I-LOFAR visit
Week 2:
Monday was a day of coding and reading research papers on LOFAR capabilities and design. My next assignment for codify is to write a code which will print the numbers from 1 to 100. If the number is divisible by 3, print “BISH!”. If the number is divisible by 5, print “BASH!”. If the number is divisible by both 3 and 5, print “BISHBASHBOSH!”.
Tuesday was an early morning heading to Birr to visit the I-LOFAR site. When we arrived we meet with the haling company that will be taking the equipment onto the site. There was also a BBC Northern Ireland film crew with us on site making a documentary on my supervisor first PhD student who is also a truck driver,and will be haling the LOFAR equipment from the Netherlands to Ireland. I also walked around the site of which LOFAR will be built on, and looked at the entries onto the site which the equipment is to be brought through.
During the week I also covered the Transient Buffer Boards; and the Local Control Unit; used in LOFAR and I then moved onto looking at the Wide Area Network and the central processing and started the software control infrastructure looking at monitoring and control systems; and the calibration of the LOFAR antennas paper.

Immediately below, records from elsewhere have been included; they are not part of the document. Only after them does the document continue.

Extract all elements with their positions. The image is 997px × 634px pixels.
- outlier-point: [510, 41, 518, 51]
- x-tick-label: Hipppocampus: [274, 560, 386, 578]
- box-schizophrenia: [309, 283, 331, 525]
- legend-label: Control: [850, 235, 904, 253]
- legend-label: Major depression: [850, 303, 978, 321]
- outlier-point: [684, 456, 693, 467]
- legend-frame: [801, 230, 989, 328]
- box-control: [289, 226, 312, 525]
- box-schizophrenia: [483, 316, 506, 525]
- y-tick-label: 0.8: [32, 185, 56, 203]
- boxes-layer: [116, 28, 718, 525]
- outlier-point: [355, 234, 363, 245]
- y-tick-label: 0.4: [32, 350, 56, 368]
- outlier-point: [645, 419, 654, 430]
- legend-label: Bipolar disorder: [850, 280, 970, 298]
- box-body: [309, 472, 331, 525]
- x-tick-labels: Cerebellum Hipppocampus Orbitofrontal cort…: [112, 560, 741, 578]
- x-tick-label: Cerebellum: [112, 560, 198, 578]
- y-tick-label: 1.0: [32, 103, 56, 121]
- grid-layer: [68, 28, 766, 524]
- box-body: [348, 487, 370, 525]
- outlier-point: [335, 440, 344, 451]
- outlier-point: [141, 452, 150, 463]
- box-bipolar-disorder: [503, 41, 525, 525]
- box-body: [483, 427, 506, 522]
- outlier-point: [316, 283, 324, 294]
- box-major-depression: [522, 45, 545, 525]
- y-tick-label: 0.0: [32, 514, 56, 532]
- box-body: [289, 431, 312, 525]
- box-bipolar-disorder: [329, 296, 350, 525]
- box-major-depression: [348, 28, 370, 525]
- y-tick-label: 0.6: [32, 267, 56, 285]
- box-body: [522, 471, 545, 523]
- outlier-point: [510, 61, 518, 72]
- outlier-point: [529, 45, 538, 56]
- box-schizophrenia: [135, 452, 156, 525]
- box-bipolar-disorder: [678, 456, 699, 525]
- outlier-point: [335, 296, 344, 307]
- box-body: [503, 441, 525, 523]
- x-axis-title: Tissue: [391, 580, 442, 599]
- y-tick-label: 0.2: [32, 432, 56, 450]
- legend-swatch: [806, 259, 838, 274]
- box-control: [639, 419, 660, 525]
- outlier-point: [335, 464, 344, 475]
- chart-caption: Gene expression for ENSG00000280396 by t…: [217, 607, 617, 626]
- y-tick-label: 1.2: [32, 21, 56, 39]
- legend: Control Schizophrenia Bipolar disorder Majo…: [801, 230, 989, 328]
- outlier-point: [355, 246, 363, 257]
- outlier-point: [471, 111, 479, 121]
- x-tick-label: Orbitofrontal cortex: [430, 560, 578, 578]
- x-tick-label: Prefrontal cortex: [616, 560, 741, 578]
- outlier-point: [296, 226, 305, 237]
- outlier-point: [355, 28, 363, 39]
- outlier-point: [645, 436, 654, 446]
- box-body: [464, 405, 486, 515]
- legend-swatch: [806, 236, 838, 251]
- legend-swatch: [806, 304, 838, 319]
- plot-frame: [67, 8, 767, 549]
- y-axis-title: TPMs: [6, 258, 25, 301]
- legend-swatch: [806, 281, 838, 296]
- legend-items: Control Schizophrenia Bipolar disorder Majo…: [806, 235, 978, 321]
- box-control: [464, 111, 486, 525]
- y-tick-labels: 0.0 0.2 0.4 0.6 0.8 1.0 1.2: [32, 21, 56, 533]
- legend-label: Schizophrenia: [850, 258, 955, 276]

Later on in the week I covered the monitoring and control system; and the system health monitoring (SHM); and the event triggers; and the Observing Modes; and Interferometric imaging; and the beam-formed modes (Coherent Stokes; Incoherent Stokes; and Fly’s Eye); and the direct storage modes.
I also had journal club last Friday were the Post doctorates covered the papers on “Extreme geomagnetic storms: Probabilistic forecasts and their uncertainties” and “Quantifying the daily economic impact of extreme space weather due to failure in electricity transmission infrastructure”; it was so interesting as they made the papers into power points, which we then had discussions on how these affect may affect Ireland.